Seid doch mal ehrlich und analysiert Absturzursachen mit Häufigkeitsverteilungen. Über Akkuweichen würde dann wohl kaum gesprochen werden.

Grüße
Ralph

"Glaube nur was Du siehst!"
 
Hi,
muß mal nur so die Kopfweiche eichen,
Eine Zelle KR 2800 ce wiegt 74 gr. Kostet 6,30
Eine Zelle KR 1400 ae oder sogar 1700 au wiegt 32/33 gr Kostet 3,20/4,00

mal zwei macht das dann 64 gr. Selbst mit doppeltem Kabel, Schalter und zwei Dioden ist das bei höherer Kapazität nicht schwerer als ein großer Akku.

Wenn dann der Flieger Schrott ist wirds auch mit den geringeren Kosten Essig sein, selbst wenn der nur alle 10000 Flüge wegen Akku-Deffekt geerdet würde.

Und die Sicherheit? na ja wirst wohl jetzt selber drauf kommen.
www.akku-stephan.de
Ich hoffe doch du glaubst jetzt was du da siehst.

Tschüß
Eberhard

[ 14. Juli 2003, 16:16: Beitrag editiert von: Eberhard Mauk ]
 
Hallo,
mir ist vor zwei Jahren eine Clark-Piper wegen defektem Akku abgestürzt. Der Akku war ein 3000er 5zeller, leider waren die Zellen nicht miteinander verklebt, so das durch Vibrationen eine Lötstelle gebrochen ist. Der Fehler war erst nach Öffnen des Schrumpfschlauches zu sehen, da nach dem Absturz alles wieder funktionierte, auch der Blinki zeigte normal an.
Eine Akkuweiche hätte die Piper gerettet.
Ich fliege meine grossen Flieger nicht mehr ohne.
PS: Zu einer Akkuweiche gehören auch zwei Schalter, da diese mindestens genauso störanfällig sind. Das oben genannte Robbesystem mit einem Schalter bietet meiner Meinung nicht genug Sicherheit.
Gruss Stephan
 

Spunki

User
Hallo Stephan

In welcher Bauform und mit welchen Zellenverbindern war Dein Akku verlötet?

Vor Kabelbrüchen durch Vibrationen schützt eine Akkuweiche auch nur bedingt, wenn ein Kabel bricht dann liegt der Hund woanders begraben ;) ...

Primär ist eine Akkuweiche dafür vorgesehen interne Zellenkurzschlüsse bzw.
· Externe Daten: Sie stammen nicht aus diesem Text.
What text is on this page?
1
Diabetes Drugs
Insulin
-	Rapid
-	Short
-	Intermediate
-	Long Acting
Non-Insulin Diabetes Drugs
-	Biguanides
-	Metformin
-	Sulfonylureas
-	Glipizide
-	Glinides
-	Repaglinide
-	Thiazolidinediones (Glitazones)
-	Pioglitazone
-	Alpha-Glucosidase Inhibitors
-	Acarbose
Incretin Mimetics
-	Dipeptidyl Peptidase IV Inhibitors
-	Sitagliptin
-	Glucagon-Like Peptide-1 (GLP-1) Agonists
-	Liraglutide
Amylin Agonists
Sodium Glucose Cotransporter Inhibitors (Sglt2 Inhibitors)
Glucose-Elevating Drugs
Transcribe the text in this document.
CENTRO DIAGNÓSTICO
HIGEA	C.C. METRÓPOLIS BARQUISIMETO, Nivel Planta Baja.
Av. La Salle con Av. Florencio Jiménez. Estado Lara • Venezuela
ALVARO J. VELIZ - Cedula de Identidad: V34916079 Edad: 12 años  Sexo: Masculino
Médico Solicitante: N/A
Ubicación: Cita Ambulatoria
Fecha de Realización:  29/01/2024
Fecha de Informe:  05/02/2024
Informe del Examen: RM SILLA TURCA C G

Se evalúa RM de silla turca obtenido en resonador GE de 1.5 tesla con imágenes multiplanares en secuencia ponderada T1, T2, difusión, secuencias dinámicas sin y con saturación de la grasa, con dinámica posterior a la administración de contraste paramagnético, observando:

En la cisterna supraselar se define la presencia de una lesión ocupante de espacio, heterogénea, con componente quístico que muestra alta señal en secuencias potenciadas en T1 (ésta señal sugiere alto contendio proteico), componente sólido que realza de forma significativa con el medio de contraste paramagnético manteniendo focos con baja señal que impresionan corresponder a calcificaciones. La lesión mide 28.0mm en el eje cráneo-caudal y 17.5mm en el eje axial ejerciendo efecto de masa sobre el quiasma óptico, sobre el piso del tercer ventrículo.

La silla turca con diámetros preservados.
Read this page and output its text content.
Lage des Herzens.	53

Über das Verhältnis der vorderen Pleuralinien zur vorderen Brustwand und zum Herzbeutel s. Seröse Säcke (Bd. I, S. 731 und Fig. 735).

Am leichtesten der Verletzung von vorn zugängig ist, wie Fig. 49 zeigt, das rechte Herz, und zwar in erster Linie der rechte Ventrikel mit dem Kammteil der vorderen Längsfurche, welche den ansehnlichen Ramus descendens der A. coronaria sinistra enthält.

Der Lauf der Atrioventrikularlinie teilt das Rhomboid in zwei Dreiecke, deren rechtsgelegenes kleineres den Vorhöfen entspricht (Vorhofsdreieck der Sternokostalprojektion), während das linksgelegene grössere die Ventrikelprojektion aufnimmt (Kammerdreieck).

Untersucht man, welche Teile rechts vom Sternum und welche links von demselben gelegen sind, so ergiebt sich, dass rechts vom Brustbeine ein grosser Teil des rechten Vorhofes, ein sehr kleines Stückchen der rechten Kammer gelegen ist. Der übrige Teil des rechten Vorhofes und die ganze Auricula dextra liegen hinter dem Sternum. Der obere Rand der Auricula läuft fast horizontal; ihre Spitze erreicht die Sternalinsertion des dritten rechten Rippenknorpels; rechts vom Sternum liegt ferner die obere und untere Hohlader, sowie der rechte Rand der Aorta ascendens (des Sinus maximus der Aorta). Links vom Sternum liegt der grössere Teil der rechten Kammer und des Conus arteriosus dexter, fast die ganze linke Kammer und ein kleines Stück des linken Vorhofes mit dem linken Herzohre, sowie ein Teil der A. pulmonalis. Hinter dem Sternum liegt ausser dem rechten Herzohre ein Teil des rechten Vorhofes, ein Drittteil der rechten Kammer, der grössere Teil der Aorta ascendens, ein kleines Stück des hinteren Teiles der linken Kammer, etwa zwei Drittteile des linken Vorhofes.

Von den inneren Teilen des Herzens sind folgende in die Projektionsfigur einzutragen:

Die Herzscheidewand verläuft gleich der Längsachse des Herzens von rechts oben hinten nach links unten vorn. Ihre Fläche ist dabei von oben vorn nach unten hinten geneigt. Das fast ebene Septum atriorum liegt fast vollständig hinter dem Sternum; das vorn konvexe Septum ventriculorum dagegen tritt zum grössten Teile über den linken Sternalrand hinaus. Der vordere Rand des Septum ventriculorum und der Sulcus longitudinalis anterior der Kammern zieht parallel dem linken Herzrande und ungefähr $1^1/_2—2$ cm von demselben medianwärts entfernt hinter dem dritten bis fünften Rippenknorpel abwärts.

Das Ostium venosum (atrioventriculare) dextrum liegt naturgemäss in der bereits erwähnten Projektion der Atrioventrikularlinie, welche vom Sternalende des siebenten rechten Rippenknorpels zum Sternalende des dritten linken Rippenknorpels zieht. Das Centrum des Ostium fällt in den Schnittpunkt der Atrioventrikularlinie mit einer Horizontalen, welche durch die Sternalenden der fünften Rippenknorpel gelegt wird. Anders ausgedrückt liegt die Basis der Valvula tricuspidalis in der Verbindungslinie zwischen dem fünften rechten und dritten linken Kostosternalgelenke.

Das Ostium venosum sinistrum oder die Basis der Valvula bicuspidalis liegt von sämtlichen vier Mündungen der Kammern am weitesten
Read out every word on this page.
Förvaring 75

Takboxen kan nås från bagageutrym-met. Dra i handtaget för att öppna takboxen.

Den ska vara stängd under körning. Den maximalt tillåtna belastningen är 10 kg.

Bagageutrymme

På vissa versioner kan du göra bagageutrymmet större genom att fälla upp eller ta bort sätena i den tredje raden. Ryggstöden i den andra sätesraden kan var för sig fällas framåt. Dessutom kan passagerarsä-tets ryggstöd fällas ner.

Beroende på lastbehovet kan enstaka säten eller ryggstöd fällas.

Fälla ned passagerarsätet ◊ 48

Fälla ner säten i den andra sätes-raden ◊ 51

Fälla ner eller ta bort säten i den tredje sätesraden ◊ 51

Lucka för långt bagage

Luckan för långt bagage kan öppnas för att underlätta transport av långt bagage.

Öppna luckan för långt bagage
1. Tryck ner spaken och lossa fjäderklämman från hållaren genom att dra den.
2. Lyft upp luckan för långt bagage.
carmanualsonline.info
Zellenunterbrechungen abzufangen ... diese sind Gott sei Dank bei gepflegten Sanyo!-Akkus sehr selten ...

Grüße Spunki
 
Hallo,
@ Eberhard
Ich fliege nur 4mal KR1400AE. Die wiegen nun mal nur die Hälfte wie 2mal 4mal KR1400AE. Oder?
Brauch mann 2,8Ah für ein Modell?
Ich habe ja eigentlich nichts gegen Akkuweichen.
Nur schaffen sie wirklich ein redundantes System?
Und die Servos? Wo ist die Reserve dort? Und im Sender sind ja auch immer zwei Akkus drin oder? :D Ach so, der geht ja nich kaputt....

1 Pilot
1 Empfänger
1 Empfängerquarz
1 Antenne
1 Sender
1 Senderquarz
1 Servo pro Ruder (meistens zumindest)
1 Kanal im Flug
... und 2 Empfängerakkus?? und dann:
1 Akkuweiche :D :D
Herrlich sichere redundante Systeme sind das nun durch die Akkuweiche. ;) ;)

Da bleiben die Meinungen wohl sicher auseinander. Ist ja eigentlich auch nicht so wild.

Ach so: Schaut mal in einem MC-24 Sender die Steckverbindung vom Akku zur Platine an. Das finde ich gruselig.

Grüße
Ralph

"Glaub nur was Du siehst!"
 
Hallo Andreas,
das meiste geht bei der Jet-Cat ECU über die, damit brauchts das net.
Die ECU kann was P-Akku Überwachung, PCM mit Fail-Saife und Akku-Failsaife angeht deutlich mehr, vergleich das mal mit der Pro-Jet.
Auf der Jet-Cat Webseite kannst dir die Bedienungsanleitung ab 4.0 ECU als PDF runterladen, lohnt sich das mal anzuschauen.
Hab das mit der neuen Bine grade hinter mir.